If you look at the advertisements from 1950's, consumer electronics was always about price. It always was race to the bottom.
Really the only actual reason why people erroneously think that old electronics was more reliable, is the selection bias, those products, or very simple products, that somehow ended up lasting long are here to stay. All crap was thrown away after fixing them become non-option.
I do accept the argument that relying on software ecosystem on the cloud makes "bricking" otherwise functional devices a real possibility and this has actually happened. But this is not what people complain about, they complain about build quality and component quality, which in reality is better than ever. 1960's television sets required constant servicing, it was completely normal to have repairmen come over and replace components, fix solder joints etc, and people were relieved when they could upgrade to a newer gadget, for example color television.

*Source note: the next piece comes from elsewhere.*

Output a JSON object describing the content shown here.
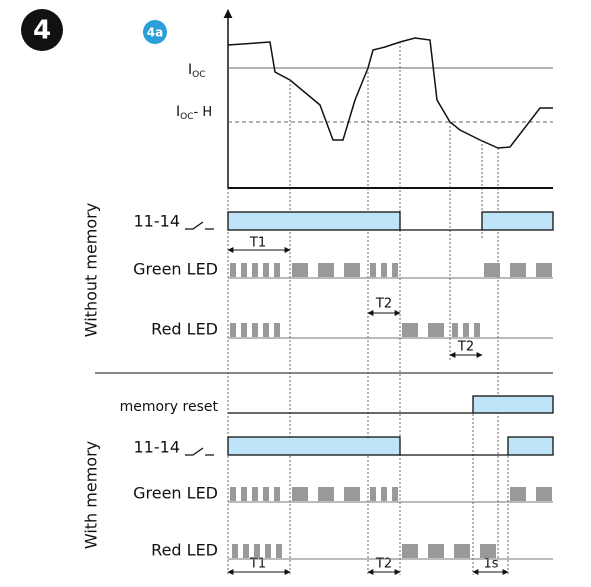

Someone somewhere said well that today's commercial grade components are equivalent to the military grade of two decades past and this is easy to believe. A $0.005 part of today includes more qualifications, data points and design guidance than a $100 military part of 1970's. While failures do still happen, the sheer number of electronic gadgets in an average household has skyrocketed. This is all enabled by the fact that devices are surprisingly long-lasting. Heck, I can't remember when I last time had a failed electronic device. Oh, I had a capacitor failure in an ATX PSU 15 years ago. Capacitor problems were common back then. This problem has nearly been solved as well.